Large Contactless Payments Without a Cardholder’s Permission
Maybe you’ve been on a road trip with a friend who decided to stop at a convenience store. You felt thirsty for a coffee, but instead of getting cash out of your wallet, you gave your pal your debit card and asked them to pay for the beverage. That’s a low-risk thing to do with someone you trust, although the best secure payment practice is to keep the card in your possession, even for small purchases.
However, most card issuers apply a second safeguard by limiting contactless payment amounts. The maximum transactions vary but are usually under $50. That’s an excellent security strategy, but researchers found it’s not foolproof.
They experimented with five Visa cards distributed by United Kingdom banks and found that hackers could bypass card limits with all of them.

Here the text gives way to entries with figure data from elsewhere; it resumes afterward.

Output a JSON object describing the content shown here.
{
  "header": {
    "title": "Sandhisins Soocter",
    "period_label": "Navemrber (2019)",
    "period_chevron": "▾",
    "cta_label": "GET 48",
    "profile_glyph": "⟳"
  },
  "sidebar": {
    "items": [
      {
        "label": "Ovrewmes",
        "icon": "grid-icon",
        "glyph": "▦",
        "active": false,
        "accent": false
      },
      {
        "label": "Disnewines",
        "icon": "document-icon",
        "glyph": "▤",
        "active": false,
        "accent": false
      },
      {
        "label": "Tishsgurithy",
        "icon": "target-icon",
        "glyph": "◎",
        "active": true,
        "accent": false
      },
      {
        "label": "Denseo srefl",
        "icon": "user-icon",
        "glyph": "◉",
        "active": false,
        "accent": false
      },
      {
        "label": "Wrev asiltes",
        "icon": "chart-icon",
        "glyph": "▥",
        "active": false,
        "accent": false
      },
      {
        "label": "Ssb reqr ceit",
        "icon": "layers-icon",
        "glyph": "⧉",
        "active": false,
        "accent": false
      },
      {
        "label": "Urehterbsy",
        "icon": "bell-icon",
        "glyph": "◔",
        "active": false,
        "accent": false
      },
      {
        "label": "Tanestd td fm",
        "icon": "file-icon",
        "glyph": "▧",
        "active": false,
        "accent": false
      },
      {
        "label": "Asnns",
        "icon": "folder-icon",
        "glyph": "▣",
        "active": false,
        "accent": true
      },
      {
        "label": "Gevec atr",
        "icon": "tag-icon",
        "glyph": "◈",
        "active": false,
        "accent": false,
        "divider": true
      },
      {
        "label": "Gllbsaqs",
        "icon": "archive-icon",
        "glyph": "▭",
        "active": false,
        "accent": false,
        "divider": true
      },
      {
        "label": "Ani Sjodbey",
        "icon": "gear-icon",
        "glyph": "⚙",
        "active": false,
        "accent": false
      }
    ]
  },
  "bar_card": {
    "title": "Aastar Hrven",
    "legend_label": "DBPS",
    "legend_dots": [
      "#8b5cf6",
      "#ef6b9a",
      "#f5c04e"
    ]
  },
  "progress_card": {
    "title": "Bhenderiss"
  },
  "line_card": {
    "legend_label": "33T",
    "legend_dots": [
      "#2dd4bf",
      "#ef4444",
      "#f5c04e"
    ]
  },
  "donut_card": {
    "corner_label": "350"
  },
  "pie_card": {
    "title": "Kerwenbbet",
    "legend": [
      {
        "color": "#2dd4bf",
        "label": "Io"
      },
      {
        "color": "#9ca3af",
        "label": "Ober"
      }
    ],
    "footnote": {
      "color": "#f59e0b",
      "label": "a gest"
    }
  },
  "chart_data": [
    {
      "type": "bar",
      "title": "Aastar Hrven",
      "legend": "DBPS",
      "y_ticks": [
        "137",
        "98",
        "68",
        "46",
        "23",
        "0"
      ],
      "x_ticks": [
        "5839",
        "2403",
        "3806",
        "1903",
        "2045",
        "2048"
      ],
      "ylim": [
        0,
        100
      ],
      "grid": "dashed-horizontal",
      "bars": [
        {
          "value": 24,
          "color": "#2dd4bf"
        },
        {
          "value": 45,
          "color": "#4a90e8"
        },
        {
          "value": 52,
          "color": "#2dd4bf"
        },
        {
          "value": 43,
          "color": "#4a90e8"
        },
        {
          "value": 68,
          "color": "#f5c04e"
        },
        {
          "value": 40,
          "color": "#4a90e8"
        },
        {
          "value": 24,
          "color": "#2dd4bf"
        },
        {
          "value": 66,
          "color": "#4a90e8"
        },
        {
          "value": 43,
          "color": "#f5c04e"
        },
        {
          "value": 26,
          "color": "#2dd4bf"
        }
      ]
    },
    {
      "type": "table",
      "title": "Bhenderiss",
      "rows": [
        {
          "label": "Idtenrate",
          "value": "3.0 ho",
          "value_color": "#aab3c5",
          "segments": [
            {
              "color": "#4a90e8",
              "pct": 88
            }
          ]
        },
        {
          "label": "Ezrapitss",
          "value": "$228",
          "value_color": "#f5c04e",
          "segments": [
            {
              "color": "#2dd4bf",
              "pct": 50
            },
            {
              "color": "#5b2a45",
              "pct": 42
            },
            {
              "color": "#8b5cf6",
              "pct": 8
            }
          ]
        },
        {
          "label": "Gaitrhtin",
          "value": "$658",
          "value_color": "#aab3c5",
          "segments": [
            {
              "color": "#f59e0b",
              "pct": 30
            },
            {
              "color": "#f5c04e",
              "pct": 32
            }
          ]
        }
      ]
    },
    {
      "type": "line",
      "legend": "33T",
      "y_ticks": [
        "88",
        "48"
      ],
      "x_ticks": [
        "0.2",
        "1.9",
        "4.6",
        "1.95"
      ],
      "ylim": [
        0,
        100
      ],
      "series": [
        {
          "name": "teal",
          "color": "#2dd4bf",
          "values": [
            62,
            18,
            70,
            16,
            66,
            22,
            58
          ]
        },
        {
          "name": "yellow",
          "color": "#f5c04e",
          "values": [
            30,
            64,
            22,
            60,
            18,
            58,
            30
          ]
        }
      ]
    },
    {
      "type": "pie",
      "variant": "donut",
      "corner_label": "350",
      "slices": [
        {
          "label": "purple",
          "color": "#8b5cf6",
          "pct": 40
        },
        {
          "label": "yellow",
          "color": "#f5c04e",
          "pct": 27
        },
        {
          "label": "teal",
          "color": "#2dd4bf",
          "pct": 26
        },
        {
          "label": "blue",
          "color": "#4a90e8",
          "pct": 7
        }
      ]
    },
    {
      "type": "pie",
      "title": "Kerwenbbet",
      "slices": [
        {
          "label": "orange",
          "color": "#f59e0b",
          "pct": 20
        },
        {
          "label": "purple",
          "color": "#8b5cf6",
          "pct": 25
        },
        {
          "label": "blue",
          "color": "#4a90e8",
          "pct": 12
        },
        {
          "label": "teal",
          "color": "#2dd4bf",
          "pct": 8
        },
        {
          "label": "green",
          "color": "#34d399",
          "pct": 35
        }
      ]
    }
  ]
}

These security flaws even permitted unauthorized transactions to occur outside the UK.
Criminals could manipulate the signals passing between a card and reader by using a gadget that intercepts the communication. It instructs the reader to ignore any transaction limits imposed by the issuer.
The researchers also found that this hack applied to smartphone wallets. Interestingly, a criminal could make a transaction go through without unlocking a phone but could only charge up to the stated limit in such cases. These examples highlight the importance of checking your transaction statements regularly and carefully, looking for any strange charges.
Statistics showed that 75 percent of 2020’s e-commerce sales happened on mobile devices. Consumers’ love of technology pushed organizational leaders to explore how they could help people do traditionally in-person transactions from their phones. That’s why contactless event registration and hotel arrival or departure necessities can now often happen via apps.
These contactless activities are generally safe. However, since they transmit electronic data, everything comes down to whether the service provider or its technology partner follows appropriate procedures when collecting and storing customers’ information.
Consider researching a company’s data security protocols before using its contactless service for the first time. That information will help you determine the organization’s trustworthiness.
Compromised Devices, Passwords, and Cards
All contactless payments require a person’s card or a compatible smartphone wallet app and password. The theft of any of those could put you at risk of contactless payment fraud.
Consider the example where you use a contactless-enabled card at a busy outlet, such as a shopping center or gas station. Instead of slipping it into your back pocket after use, you unknowingly drop it onto the floor. From that point, a dishonest person could come along and use it by posing as you, at least making a small transaction.
Something similar could happen with a lost or stolen phone, although the unauthorized user also usually needs your password to complete a transaction. Always choose unique, hard-to-guess passwords for all your devices. Doing that increases the chances that a criminal won’t get very far if they have your phone and try to make a contactless payment.
Turn off any features that allow people to pay with minimum authentication checks too. Although PayPal’s One Touch service permits logging in and paying for things without typing in a password, you can disable it by going into the site’s security settings.
You Can Lower Contactless Risks
Reducing the risks of particular activities is an important part of safe, everyday life.
When people drive cars, cook meals, and engage in hobbies, they know all those ways of spending time come with potential dangers. However, proactive measures reduce the threats, whether that means wearing a seatbelt, strapping on a bike helmet, or slipping on an oven mitt before handling hot food containers.
Take a similar approach when you decide whether to use contactless methods. Card providers integrate security measures into payment mechanisms, and you can consider these options as generally safe. However, actions within your control also minimize the chances of security issues.